Un passionné de pain originaire de la Vienne entame un périple de 1 000 kilomètres pour découvrir l'histoire du Pain Maudit de Pont-Saint-Esprit. Raphaël Serreau, 23 ans, a quitté son hameau de la Vienne le 27 juillet, jour de la fin du Tour de France, pour une aventure originale : une « route des pains » à vélo.

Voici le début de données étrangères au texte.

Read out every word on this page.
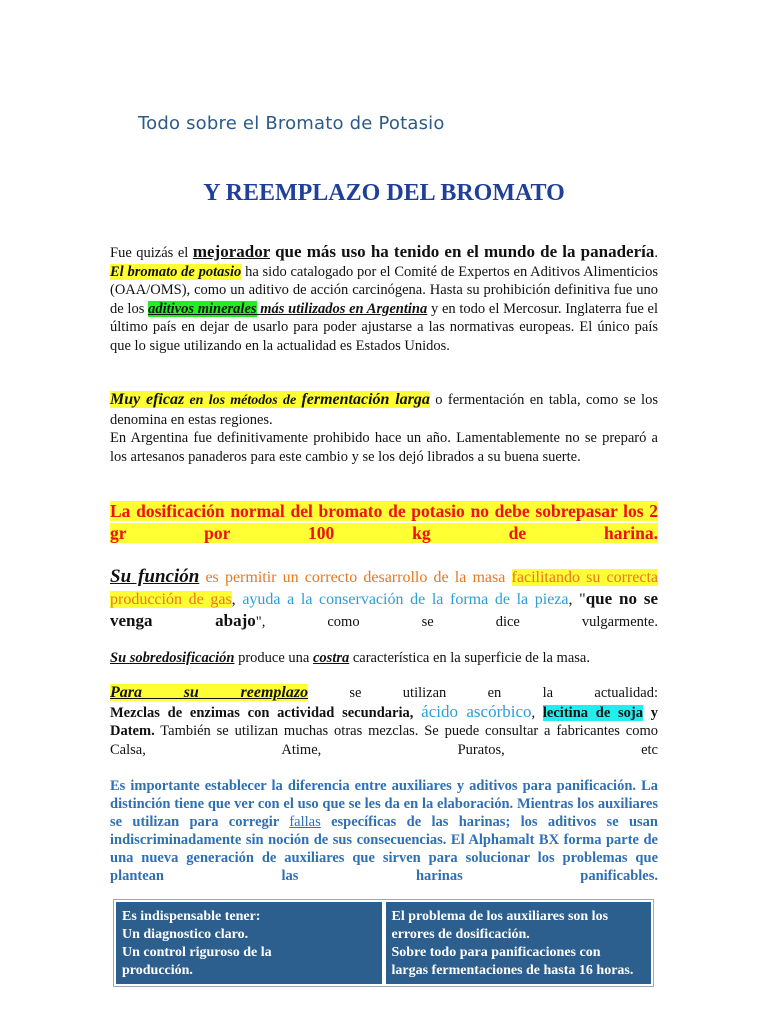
Todo sobre el Bromato de Potasio
Y REEMPLAZO DEL BROMATO
Fue quizás el mejorador que más uso ha tenido en el mundo de la panadería. El bromato de potasio ha sido catalogado por el Comité de Expertos en Aditivos Alimenticios (OAA/OMS), como un aditivo de acción carcinógena. Hasta su prohibición definitiva fue uno de los aditivos minerales más utilizados en Argentina y en todo el Mercosur. Inglaterra fue el último país en dejar de usarlo para poder ajustarse a las normativas europeas. El único país que lo sigue utilizando en la actualidad es Estados Unidos.
Muy eficaz en los métodos de fermentación larga o fermentación en tabla, como se los denomina en estas regiones.
En Argentina fue definitivamente prohibido hace un año. Lamentablemente no se preparó a los artesanos panaderos para este cambio y se los dejó librados a su buena suerte.
La dosificación normal del bromato de potasio no debe sobrepasar los 2 gr por 100 kg de harina.
Su función es permitir un correcto desarrollo de la masa facilitando su correcta producción de gas, ayuda a la conservación de la forma de la pieza, "que no se venga abajo", como se dice vulgarmente.
Su sobredosificación produce una costra característica en la superficie de la masa.
Para su reemplazo se utilizan en la actualidad:
Mezclas de enzimas con actividad secundaria, ácido ascórbico, lecitina de soja y Datem. También se utilizan muchas otras mezclas. Se puede consultar a fabricantes como Calsa, Atime, Puratos, etc
Es importante establecer la diferencia entre auxiliares y aditivos para panificación. La distinción tiene que ver con el uso que se les da en la elaboración. Mientras los auxiliares se utilizan para corregir fallas específicas de las harinas; los aditivos se usan indiscriminadamente sin noción de sus consecuencias. El Alphamalt BX forma parte de una nueva generación de auxiliares que sirven para solucionar los problemas que plantean las harinas panificables.
Es indispensable tener:
Un diagnostico claro.
Un control riguroso de la
producción.
El problema de los auxiliares son los
errores de dosificación.
Sobre todo para panificaciones con
largas fermentaciones de hasta 16 horas.
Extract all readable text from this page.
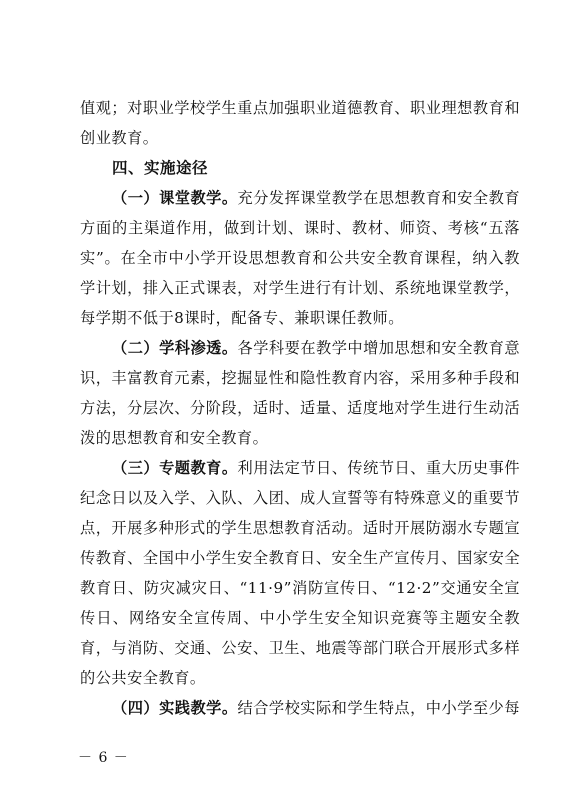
值观；对职业学校学生重点加强职业道德教育、职业理想教育和创业教育。

四、实施途径

（一）课堂教学。充分发挥课堂教学在思想教育和安全教育方面的主渠道作用，做到计划、课时、教材、师资、考核“五落实”。在全市中小学开设思想教育和公共安全教育课程，纳入教学计划，排入正式课表，对学生进行有计划、系统地课堂教学，每学期不低于8课时，配备专、兼职课任教师。

（二）学科渗透。各学科要在教学中增加思想和安全教育意识，丰富教育元素，挖掘显性和隐性教育内容，采用多种手段和方法，分层次、分阶段，适时、适量、适度地对学生进行生动活泼的思想教育和安全教育。

（三）专题教育。利用法定节日、传统节日、重大历史事件纪念日以及入学、入队、入团、成人宣誓等有特殊意义的重要节点，开展多种形式的学生思想教育活动。适时开展防溺水专题宣传教育、全国中小学生安全教育日、安全生产宣传月、国家安全教育日、防灾减灾日、“11·9”消防宣传日、“12·2”交通安全宣传日、网络安全宣传周、中小学生安全知识竞赛等主题安全教育，与消防、交通、公安、卫生、地震等部门联合开展形式多样的公共安全教育。

（四）实践教学。结合学校实际和学生特点，中小学至少每

－ 6 －
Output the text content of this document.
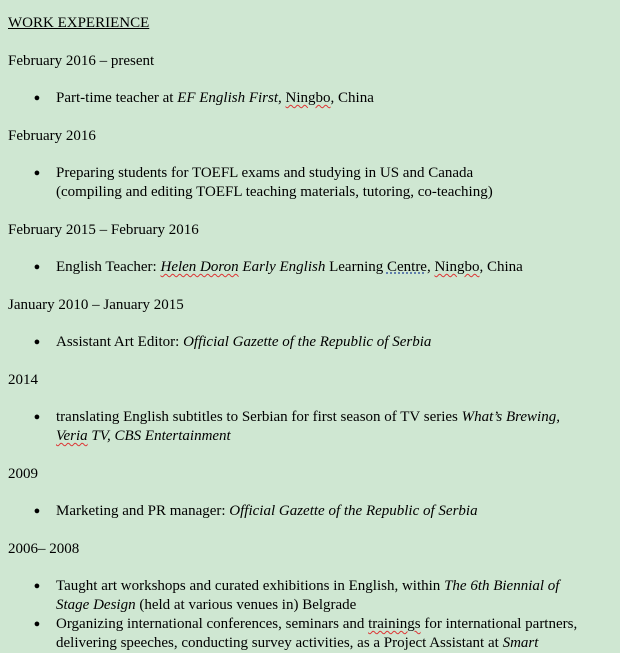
WORK EXPERIENCE
February 2016 – present
● Part-time teacher at EF English First, Ningbo, China
February 2016
● Preparing students for TOEFL exams and studying in US and Canada
(compiling and editing TOEFL teaching materials, tutoring, co-teaching)
February 2015 – February 2016
● English Teacher: Helen Doron Early English Learning Centre, Ningbo, China
January 2010 – January 2015
● Assistant Art Editor: Official Gazette of the Republic of Serbia
2014
● translating English subtitles to Serbian for first season of TV series What’s Brewing,
Veria TV, CBS Entertainment
2009
● Marketing and PR manager: Official Gazette of the Republic of Serbia
2006– 2008
● Taught art workshops and curated exhibitions in English, within The 6th Biennial of
Stage Design (held at various venues in) Belgrade
● Organizing international conferences, seminars and trainings for international partners,
delivering speeches, conducting survey activities, as a Project Assistant at Smart
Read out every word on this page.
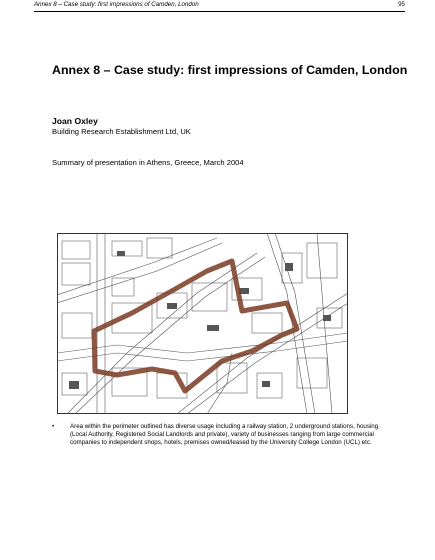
Annex 8 – Case study: first impressions of Camden, London	95
Annex 8 – Case study: first impressions of Camden, London

Joan Oxley

Building Research Establishment Ltd, UK

Summary of presentation in Athens, Greece, March 2004

•	Area within the perimeter outlined has diverse usage including a railway station, 2 underground stations, housing (Local Authority, Registered Social Landlords and private), variety of businesses ranging from large commercial companies to independent shops, hotels, premises owned/leased by the University College London (UCL) etc.
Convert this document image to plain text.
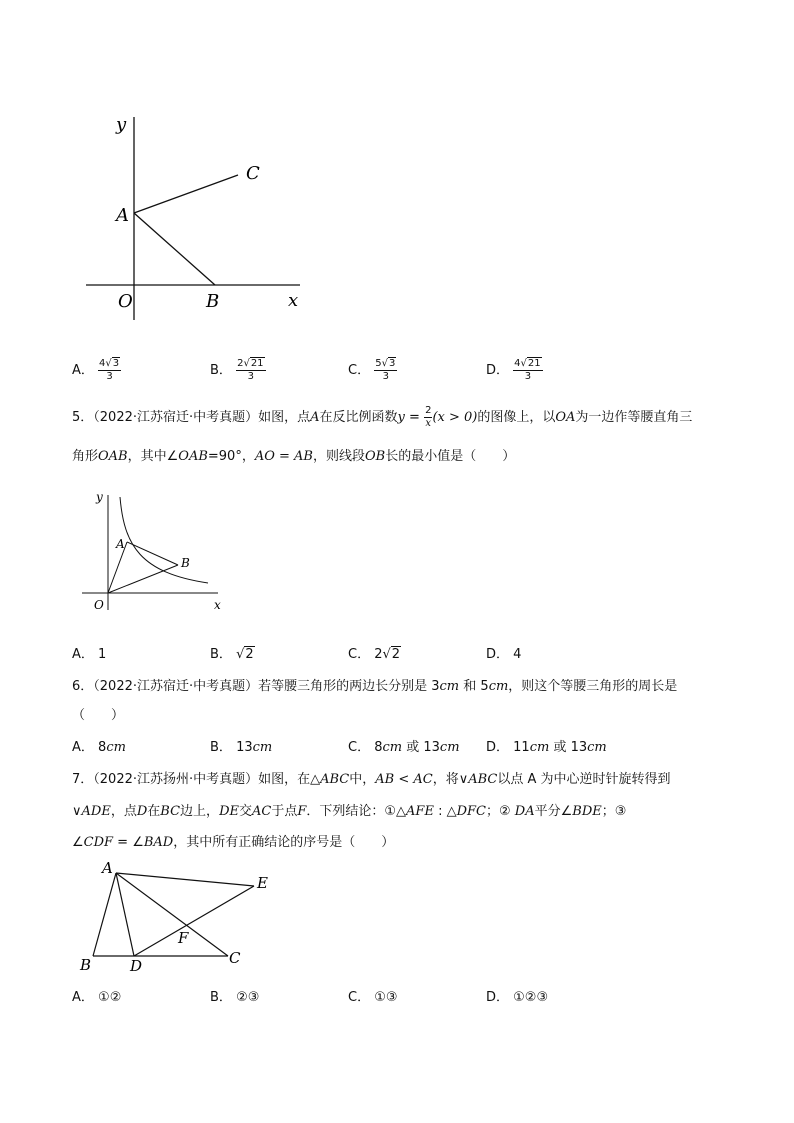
y
x
O
A
B
C
A． $\frac{4√3}{3}$	B． $\frac{2√21}{3}$	C． $\frac{5√3}{3}$	D． $\frac{4√21}{3}$
5．（2022·江苏宿迁·中考真题）如图，点A在反比例函数$y = \frac{2}{x} (x > 0)$的图像上，以OA为一边作等腰直角三
角形OAB，其中∠OAB=90°，AO = AB，则线段OB长的最小值是（　　）
y
x
O
A
B
A． 1	B． √2	C． 2√2	D． 4
6．（2022·江苏宿迁·中考真题）若等腰三角形的两边长分别是 3cm 和 5cm，则这个等腰三角形的周长是
（　　）
A． 8cm	B． 13cm	C． 8cm 或 13cm D． 11cm 或 13cm
7．（2022·江苏扬州·中考真题）如图，在△ABC中，AB < AC，将∨ABC以点 A 为中心逆时针旋转得到
∨ADE，点D在BC边上，DE交AC于点F．下列结论：①△AFE : △DFC；② DA平分∠BDE；③
∠CDF = ∠BAD，其中所有正确结论的序号是（　　）
A
E
F
B	D	C
A． ①②	B． ②③	C． ①③	D． ①②③
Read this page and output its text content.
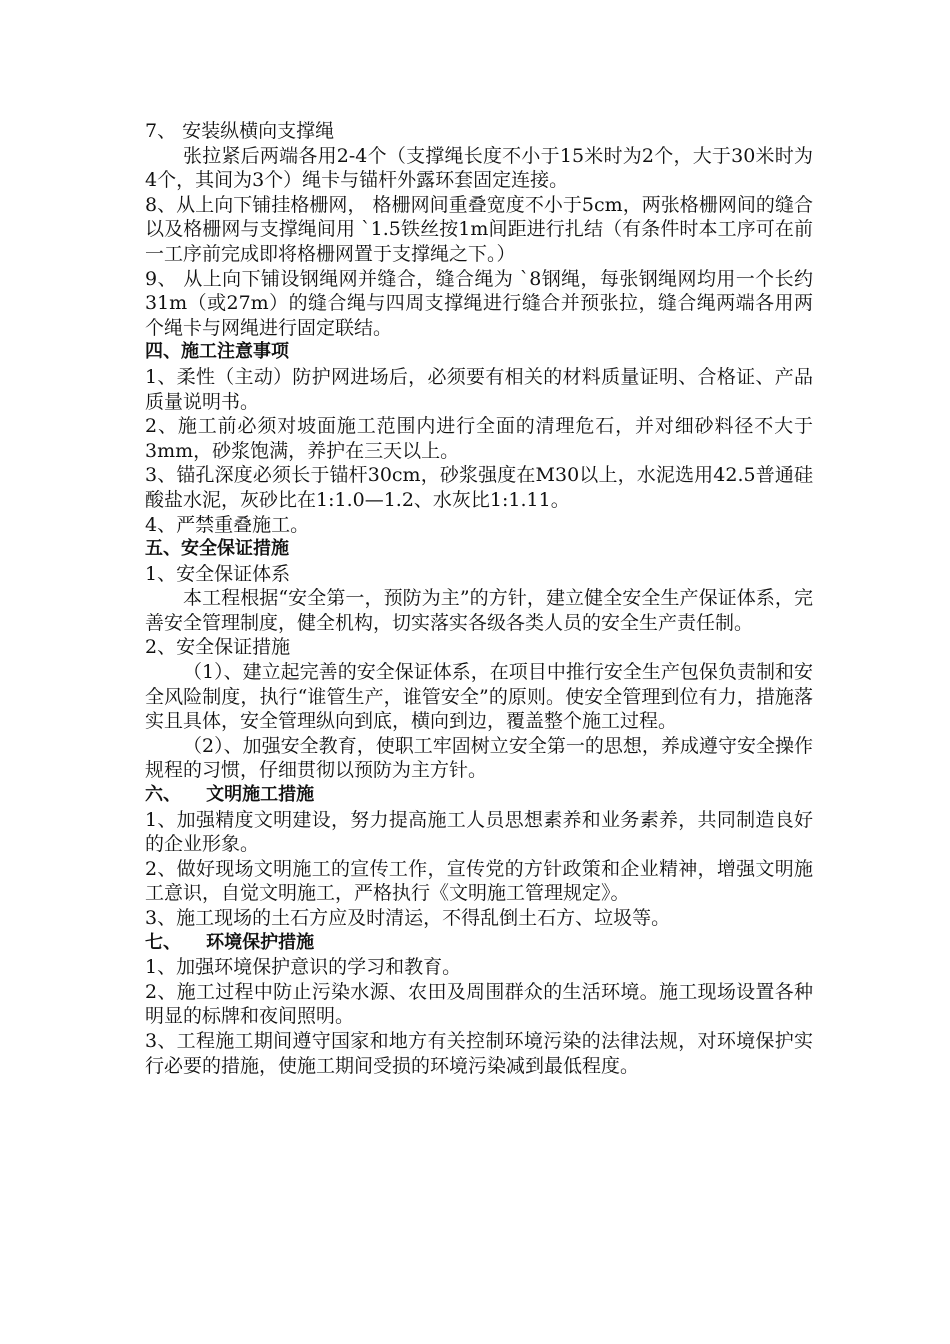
7、 安装纵横向支撑绳

张拉紧后两端各用2-4个（支撑绳长度不小于15米时为2个，大于30米时为4个，其间为3个）绳卡与锚杆外露环套固定连接。

8、从上向下铺挂格栅网， 格栅网间重叠宽度不小于5cm，两张格栅网间的缝合以及格栅网与支撑绳间用 `1.5铁丝按1m间距进行扎结（有条件时本工序可在前一工序前完成即将格栅网置于支撑绳之下。）

9、 从上向下铺设钢绳网并缝合，缝合绳为 `8钢绳，每张钢绳网均用一个长约31m（或27m）的缝合绳与四周支撑绳进行缝合并预张拉，缝合绳两端各用两个绳卡与网绳进行固定联结。

四、施工注意事项

1、柔性（主动）防护网进场后，必须要有相关的材料质量证明、合格证、产品质量说明书。

2、施工前必须对坡面施工范围内进行全面的清理危石，并对细砂料径不大于3mm，砂浆饱满，养护在三天以上。

3、锚孔深度必须长于锚杆30cm，砂浆强度在M30以上，水泥选用42.5普通硅酸盐水泥，灰砂比在1:1.0—1.2、水灰比1:1.11。

4、严禁重叠施工。

五、安全保证措施

1、安全保证体系

本工程根据“安全第一，预防为主”的方针，建立健全安全生产保证体系，完善安全管理制度，健全机构，切实落实各级各类人员的安全生产责任制。

2、安全保证措施

（1）、建立起完善的安全保证体系，在项目中推行安全生产包保负责制和安全风险制度，执行“谁管生产，谁管安全”的原则。使安全管理到位有力，措施落实且具体，安全管理纵向到底，横向到边，覆盖整个施工过程。

（2）、加强安全教育，使职工牢固树立安全第一的思想，养成遵守安全操作规程的习惯，仔细贯彻以预防为主方针。

六、    文明施工措施

1、加强精度文明建设，努力提高施工人员思想素养和业务素养，共同制造良好的企业形象。

2、做好现场文明施工的宣传工作，宣传党的方针政策和企业精神，增强文明施工意识，自觉文明施工，严格执行《文明施工管理规定》。

3、施工现场的土石方应及时清运，不得乱倒土石方、垃圾等。

七、    环境保护措施

1、加强环境保护意识的学习和教育。

2、施工过程中防止污染水源、农田及周围群众的生活环境。施工现场设置各种明显的标牌和夜间照明。

3、工程施工期间遵守国家和地方有关控制环境污染的法律法规，对环境保护实行必要的措施，使施工期间受损的环境污染减到最低程度。
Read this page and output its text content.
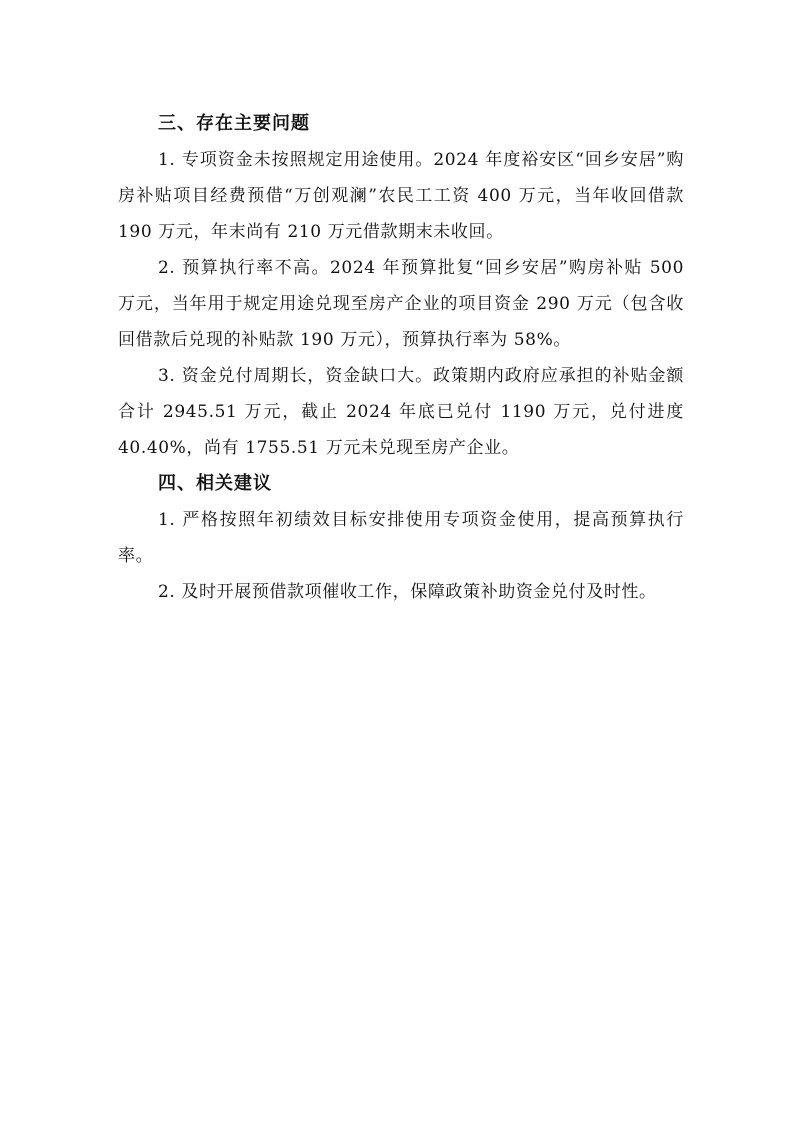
三、存在主要问题

1. 专项资金未按照规定用途使用。2024 年度裕安区“回乡安居”购房补贴项目经费预借“万创观澜”农民工工资 400 万元，当年收回借款 190 万元，年末尚有 210 万元借款期末未收回。

2. 预算执行率不高。2024 年预算批复“回乡安居”购房补贴 500 万元，当年用于规定用途兑现至房产企业的项目资金 290 万元（包含收回借款后兑现的补贴款 190 万元），预算执行率为 58%。

3. 资金兑付周期长，资金缺口大。政策期内政府应承担的补贴金额合计 2945.51 万元，截止 2024 年底已兑付 1190 万元，兑付进度 40.40%，尚有 1755.51 万元未兑现至房产企业。

四、相关建议

1. 严格按照年初绩效目标安排使用专项资金使用，提高预算执行率。

2. 及时开展预借款项催收工作，保障政策补助资金兑付及时性。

Un défi curieux et passionnant
Raphaël Serreau, originaire de la Vienne, s'est lancé le défi de rallier le Gard rhodanien, en passant par Bagnols-sur-Cèze et Pont-Saint-Esprit, au terme d'un périple de 1 000 kilomètres… à vélo ! Son itinéraire, qui s'étend du 27 juillet au 13 août, le mènera à travers la Gironde, la Haute-Garonne, l'Hérault, jusqu'au Gard. « C'est un petit projet que je mène avant de commencer vraiment ma carrière, explique l'amateur de blé et de céréale. À mon échelle, j'aimerais tenter de réconcilier les Français avec le pain. »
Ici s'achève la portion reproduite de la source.